As Jessica had been stable on the Milrinone for a while we asked if there was any chance of going to a hospital closer to home so I could be closer to family and friends. Taunton didn’t have anyone with enough cardiac knowledge so it was agreed she could go to Exeter, which is where both sets of grandparents live. On 1st February 2011 she moved to Royal Devon & Exeter NHS Foundation Hospital, Exeter. Although I wanted her to move I was also nervous about her going to a general children’s ward so I stayed in hospital with her 24/7 for a few days. Jessica and I got used to the new surroundings hence I was able to go home in the evening more often to spend some time with Ben which was fantastic. After a few weeks, as long as I had another person with me, I was allowed to take Jessica outside in the hospital grounds for walks. It was so good to get her outside so she could experience more than a hospital ward. The cardiologist that visits Exeter did regular ECHO’s on Jessica and at the end of April 2011 after one he said ‘that Jessica’s heart function had improved enough to try and wean the Milrinone again’, so they’d try to get her up to Bristol as quickly as they were able to do so. But as usual with Jessica she was the one to decide when this would happen as her Hickman became blocked a few weeks later, and Exeter couldn’t get it working. So off in an ambulance we went to Bristol. They got it working but since we were there they decided to wean the Milrinone and introduce a beta-blocker. I stayed with Jessica on ward 32. It was really nerve racking time once she was off the Milrinone. Finally it worked, my gorgeous girl was free of being permanently attached to an IV pump. They kept the Hickman line in just incase. This was great news but I was scared of going straight home. The doctors on ward 32 reassured me that her heart function was so much better, however, I was asked to go to Exeter hospital for a few days first.

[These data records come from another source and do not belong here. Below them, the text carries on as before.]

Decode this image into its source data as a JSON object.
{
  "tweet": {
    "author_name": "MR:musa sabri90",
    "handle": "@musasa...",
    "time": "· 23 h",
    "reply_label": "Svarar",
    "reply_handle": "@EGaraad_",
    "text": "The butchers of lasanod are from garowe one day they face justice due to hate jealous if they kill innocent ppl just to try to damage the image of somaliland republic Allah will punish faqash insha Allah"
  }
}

The day we were supposed to move from Exeter to Taunton Jessica started being sick and my first thought was her heart and we didn’t go. It was just a bug but then when they flushed her Hickman line it was leaking. We had another trip in an ambulance up to Bristol for the line to be removed, although it was a simple procedure I still hated leaving her at theatre. A few days later we finally made it to Taunton hospital where we stayed for about a week so they could get to know Jessica, and I could get into a routine with her NG feeds & meds. Finally after nearly 10 months in hospital we got to take Jessica home.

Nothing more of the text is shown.